Voorhees frames this as a principled stance rather than a feature list. ‘We’re optimising for freedom and actually respecting users as adults, which is, I think, rare these days,’ he said. He also pushed back on the idea that a platform bears responsibility for how individuals use it: ‘This is the same principle that you have in Bitcoin, where Bitcoin, as a neutral protocol, works the same way for all people.’
The ideological throughline is consistent with Voorhees’s background. He is an early bitcoin advocate who founded Satoshi Dice and cryptocurrency exchange ShapeShift. The latter attracted scrutiny in September 2018, when the Wall Street Journal reported ShapeShift had processed nearly $9 million in suspect funds, more than any other exchange with US offices, in a piece titled ‘How Dirty Money Disappears Into the Black Hole of Cryptocurrency.’ Voorhees’s response then was consistent with his position now: ‘I don’t think people should have their identity recorded to catch an occasional criminal.’

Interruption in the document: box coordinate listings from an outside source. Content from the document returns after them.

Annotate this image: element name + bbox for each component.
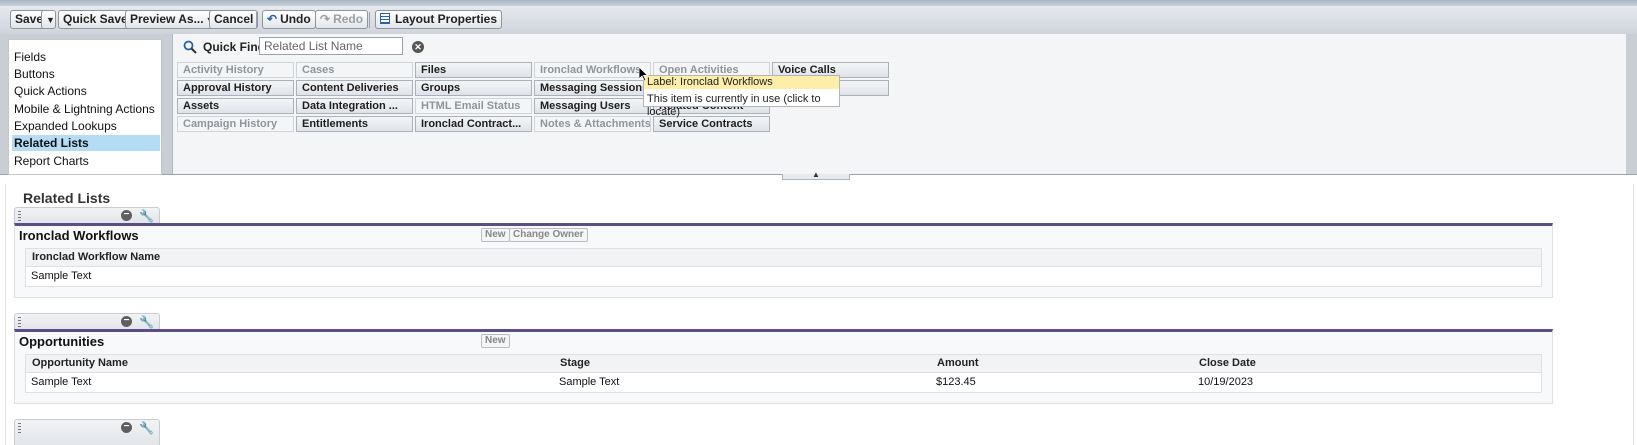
category-buttons[interactable]: Buttons (14, 66, 55, 82)
remove-icon[interactable]: − (121, 210, 132, 221)
category-mobile-lightning-actions[interactable]: Mobile & Lightning Actions (14, 101, 155, 117)
related-list-table: Opportunity Name Stage Amount Close Date… (25, 354, 1542, 393)
palette-item-notes-attachments[interactable]: Notes & Attachments (534, 116, 651, 132)
quick-save-button[interactable]: Quick Save (58, 10, 133, 29)
section-title: Related Lists (23, 190, 111, 206)
table-header-row: Ironclad Workflow Name (26, 249, 1541, 267)
palette-collapse-handle[interactable]: ▲ (782, 170, 850, 180)
related-list-opportunities[interactable]: Opportunities New Opportunity Name Stage… (14, 329, 1553, 404)
toolbar-separator (256, 12, 257, 28)
palette-item-files[interactable]: Files (415, 62, 532, 78)
palette-item-approval-history[interactable]: Approval History (177, 80, 294, 96)
palette-category-list: Fields Buttons Quick Actions Mobile & Li… (8, 39, 162, 175)
layout-properties-button[interactable]: Layout Properties (375, 10, 503, 29)
palette-item-groups[interactable]: Groups (415, 80, 532, 96)
mouse-cursor-icon (639, 67, 649, 82)
remove-icon[interactable]: − (121, 316, 132, 327)
palette-item-data-integration[interactable]: Data Integration ... (296, 98, 413, 114)
palette: Fields Buttons Quick Actions Mobile & Li… (0, 34, 1637, 175)
palette-item-messaging-sessions[interactable]: Messaging Sessions (534, 80, 651, 96)
related-list-table: Ironclad Workflow Name Sample Text (25, 248, 1542, 287)
table-cell: 10/19/2023 (1198, 376, 1254, 388)
toolbar: Save ▼ Quick Save Preview As...▼ Cancel … (0, 6, 1637, 35)
category-expanded-lookups[interactable]: Expanded Lookups (14, 118, 117, 134)
redo-icon: ↷ (320, 12, 331, 26)
table-cell: Sample Text (31, 376, 92, 388)
save-dropdown-button[interactable]: ▼ (41, 10, 56, 29)
category-report-charts[interactable]: Report Charts (14, 153, 89, 169)
palette-item-html-email-status[interactable]: HTML Email Status (415, 98, 532, 114)
related-list-handle[interactable]: − 🔧 (14, 419, 160, 445)
table-cell: Sample Text (559, 376, 620, 388)
palette-item-ironclad-contracts[interactable]: Ironclad Contract... (415, 116, 532, 132)
search-icon (183, 40, 197, 54)
new-button: New (481, 334, 510, 348)
category-related-lists[interactable]: Related Lists (12, 135, 160, 151)
tooltip-label: Label: Ironclad Workflows (644, 76, 839, 89)
layout-properties-icon (380, 13, 390, 24)
wrench-icon[interactable]: 🔧 (139, 315, 154, 329)
palette-item-ironclad-workflows[interactable]: Ironclad Workflows (534, 62, 651, 78)
table-row: Sample Text (26, 267, 1541, 286)
palette-item-content-deliveries[interactable]: Content Deliveries (296, 80, 413, 96)
wrench-icon[interactable]: 🔧 (139, 209, 154, 223)
palette-items-panel: Quick Find ✕ Activity History Cases File… (172, 34, 1626, 174)
drag-grip-icon[interactable] (18, 423, 21, 433)
undo-icon: ↶ (267, 12, 278, 26)
remove-icon[interactable]: − (121, 422, 132, 433)
change-owner-button: Change Owner (509, 228, 588, 242)
table-row: Sample Text Sample Text $123.45 10/19/20… (26, 373, 1541, 392)
palette-item-messaging-users[interactable]: Messaging Users (534, 98, 651, 114)
related-list-ironclad-workflows[interactable]: Ironclad Workflows New Change Owner Iron… (14, 223, 1553, 298)
drag-grip-icon[interactable] (18, 317, 21, 327)
drag-grip-icon[interactable] (18, 211, 21, 221)
toolbar-separator (369, 12, 370, 28)
category-fields[interactable]: Fields (14, 49, 46, 65)
palette-item-tooltip: Label: Ironclad Workflows This item is c… (643, 75, 840, 118)
column-header: Stage (560, 357, 590, 369)
cancel-button[interactable]: Cancel (209, 10, 259, 29)
palette-item-activity-history[interactable]: Activity History (177, 62, 294, 78)
table-cell: Sample Text (31, 270, 92, 282)
quick-find-label: Quick Find (203, 40, 266, 54)
chevron-down-icon: ▼ (46, 15, 55, 25)
related-list-title: Ironclad Workflows (19, 228, 139, 243)
column-header: Amount (937, 357, 979, 369)
clear-search-icon[interactable]: ✕ (412, 41, 424, 53)
column-header: Ironclad Workflow Name (32, 251, 161, 263)
tooltip-body: This item is currently in use (click to … (647, 93, 821, 118)
related-list-title: Opportunities (19, 334, 105, 349)
column-header: Opportunity Name (32, 357, 128, 369)
wrench-icon[interactable]: 🔧 (139, 421, 154, 435)
column-header: Close Date (1199, 357, 1256, 369)
category-quick-actions[interactable]: Quick Actions (14, 83, 87, 99)
new-button: New (481, 228, 510, 242)
undo-button[interactable]: ↶ Undo (262, 10, 316, 29)
chevron-up-icon: ▲ (812, 170, 820, 179)
palette-item-entitlements[interactable]: Entitlements (296, 116, 413, 132)
palette-item-campaign-history[interactable]: Campaign History (177, 116, 294, 132)
related-list-handle[interactable]: − 🔧 (14, 207, 160, 223)
preview-as-button[interactable]: Preview As...▼ (125, 10, 220, 29)
redo-button[interactable]: ↷ Redo (315, 10, 369, 29)
palette-item-assets[interactable]: Assets (177, 98, 294, 114)
table-header-row: Opportunity Name Stage Amount Close Date (26, 355, 1541, 373)
quick-find-input[interactable] (259, 37, 403, 55)
table-cell: $123.45 (936, 376, 976, 388)
palette-item-cases[interactable]: Cases (296, 62, 413, 78)
related-list-handle[interactable]: − 🔧 (14, 313, 160, 329)
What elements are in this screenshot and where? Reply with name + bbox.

On the question of AI psychosis and resulting harm, he told TechCrunch his team treats Venice as a ‘neutral tool or a neutral platform,’ adding: ‘I think it’s actually quite dangerous from a safety perspective, for the world to enter this next phase and have everyone be constantly watched. To me that is actually much more dangerous than any particular person asking a controversial question or something that might be considered bad.’
Growth, Voorhees said, came from two places: the strong performance of the crypto tokens, and closing the feature gap with ChatGPT. ‘When we launched, we were very far away from what ChatGPT could do, but people would use us because it was private. And today, we’re very close to what ChatGPT can do […] so as we’ve closed that gap, it’s become an increasingly compelling alternative,’ he said.
The real test arrives once Venice starts deploying the Series A capital on GPU procurement. Margin expansion on owned hardware is the number that will determine whether a $1 billion valuation looks prescient or generous in two years’ time.